# Least Upper Bound Property.

I had a question about the Least Upper Bound Property. So it states that every non-empty subset of $\mathbb{R}$ that has an upper bound must have a least upper bound in the reals.

My question is: Does the set of all real irrational numbers with simple order have the least upper bound property?

I was thinking about this and said no. This set isn't necessarily bounded (at least I don't see how it's bounded) which is why I don't think it has the least upper bound property. But someone was telling me this set has the least upper bound property and their reason was it's a subset of the reals and every subset of the reals has a least upper bound property.

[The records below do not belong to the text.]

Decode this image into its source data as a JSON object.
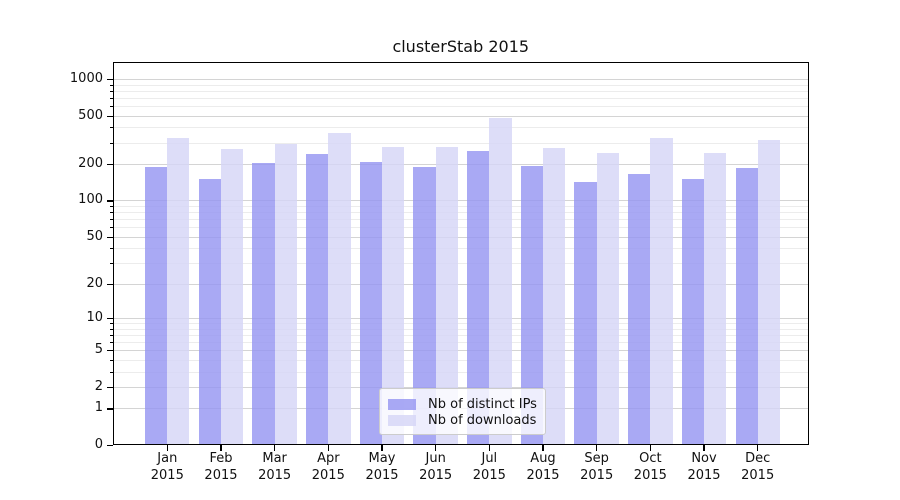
{
  "title": "clusterStab 2015",
  "chart_data": {
    "type": "bar",
    "title": "clusterStab 2015",
    "categories": [
      "Jan 2015",
      "Feb 2015",
      "Mar 2015",
      "Apr 2015",
      "May 2015",
      "Jun 2015",
      "Jul 2015",
      "Aug 2015",
      "Sep 2015",
      "Oct 2015",
      "Nov 2015",
      "Dec 2015"
    ],
    "series": [
      {
        "name": "Nb of distinct IPs",
        "color": "#9696f2",
        "values": [
          190,
          150,
          205,
          240,
          206,
          190,
          258,
          194,
          141,
          167,
          150,
          184
        ]
      },
      {
        "name": "Nb of downloads",
        "color": "#d5d5f6",
        "values": [
          330,
          265,
          290,
          358,
          276,
          277,
          475,
          272,
          245,
          330,
          245,
          315
        ]
      }
    ],
    "xlabel": "",
    "ylabel": "",
    "yscale": "log1p",
    "yticks": [
      0,
      1,
      2,
      5,
      10,
      20,
      50,
      100,
      200,
      500,
      1000
    ],
    "ylim": [
      0,
      1340
    ],
    "grid": true,
    "legend_position": "lower center",
    "grid_major_color": "#d4d4d4",
    "grid_minor_color": "#ececec"
  }
}
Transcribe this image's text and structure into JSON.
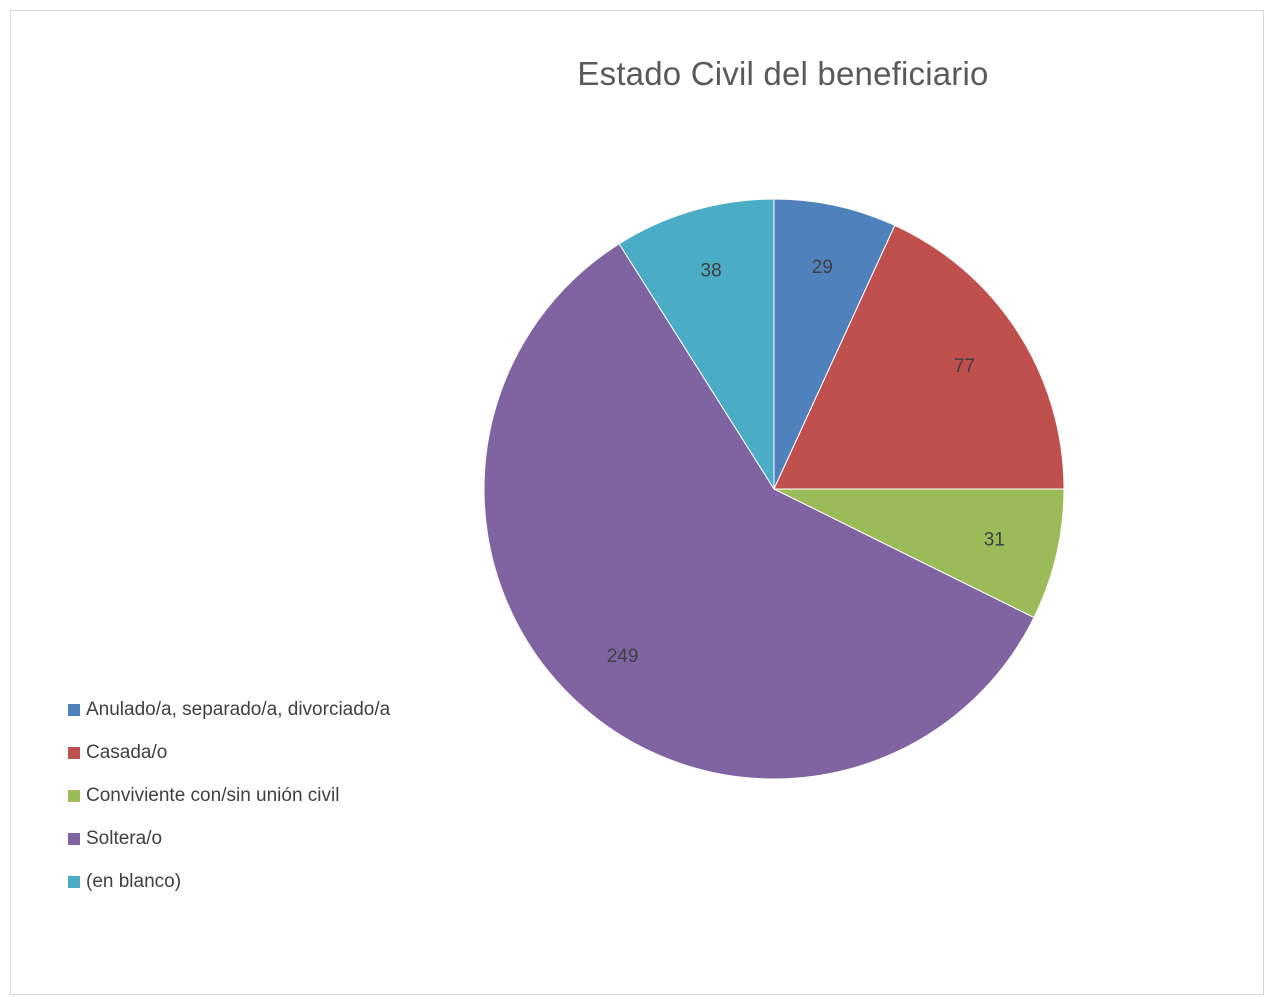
{
  "chart_data": {
    "type": "pie",
    "title": "Estado Civil del beneficiario",
    "categories": [
      "Anulado/a, separado/a, divorciado/a",
      "Casada/o",
      "Conviviente con/sin unión civil",
      "Soltera/o",
      "(en blanco)"
    ],
    "values": [
      29,
      77,
      31,
      249,
      38
    ],
    "colors": [
      "#4f81bd",
      "#c0504d",
      "#9bbb59",
      "#8064a2",
      "#4bacc6"
    ],
    "legend_position": "left",
    "data_labels": true
  }
}
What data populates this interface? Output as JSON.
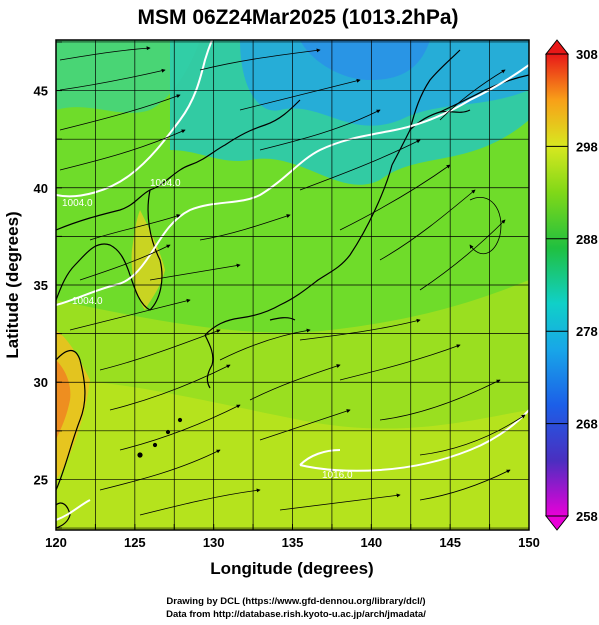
{
  "title": "MSM 06Z24Mar2025 (1013.2hPa)",
  "xlabel": "Longitude (degrees)",
  "ylabel": "Latitude  (degrees)",
  "x_ticks": [
    "120",
    "125",
    "130",
    "135",
    "140",
    "145",
    "150"
  ],
  "y_ticks": [
    "25",
    "30",
    "35",
    "40",
    "45"
  ],
  "colorbar": {
    "min": 258,
    "max": 308,
    "tick_labels": [
      "308",
      "298",
      "288",
      "278",
      "268",
      "258"
    ]
  },
  "contour_labels": [
    "1004.0",
    "1004.0",
    "1004.0",
    "1016.0"
  ],
  "credits": {
    "line1": "Drawing by DCL (https://www.gfd-dennou.org/library/dcl/)",
    "line2": "Data from http://database.rish.kyoto-u.ac.jp/arch/jmadata/"
  },
  "colors": {
    "land_outline": "#000000",
    "isobar": "#ffffff",
    "grid": "#000000",
    "wind_vectors": "#000000"
  },
  "map": {
    "lon_range": [
      120,
      150
    ],
    "lat_range": [
      22.4,
      47.6
    ],
    "lon_tick_values": [
      120,
      125,
      130,
      135,
      140,
      145,
      150
    ],
    "lat_tick_values": [
      25,
      30,
      35,
      40,
      45
    ]
  }
}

So I'm not sure if I'm right or my friend is right, but I feel like they're wrong which is why I was wondering.

• if a set is not bounded how can you have its least upper bound Jan 16, 2015 at 3:20
• Well, not all subsets of $\Bbb R$ are bounded. Jan 16, 2015 at 3:21
• So wait, would I be right because this set is not bounded?
– Anth
Jan 16, 2015 at 3:25
• The irrationals $\lt 1$ do not have least upper bound in the irrationals. So your set does not have the least upper bound property. Jan 16, 2015 at 3:25

This is kind of ambiguous depending on what you mean by "$X$ has the least upper bound property". The standard interpretation is: $X$ has the least upper bound property if every nonempty subset of X with an upper bound has a least upper bound in $X$. In this case, your friend is clearly wrong. Take $\mathbb{Q}$ as a counterexample: the set $\{x\in\mathbb{Q}: x^2\leq 2\}$ is bounded above, but it has no least upper bound in $\mathbb{Q}$. When this set is viewed as a subset of $\mathbb{R}$ though, it does have a supremum--namely, $\sqrt{2}$.
The set of all irrational numbers does not have the least upper bound property then either, since I can just define a set $\{x\in\mathbb{I}: x< 2\}$. But again, nonempty bounded subsets of $\mathbb{I}$ do have supremums in $\mathbb{R}$. For this set, the supremum is $2$.
If there is a set $V$ such that:
1).$V\ne\varnothing$
2).$\exists a\in R$ such that $\forall x\in V$, $x\le a$
Then $\exists sup(V)\in R$ which is the least upper bound of $V$.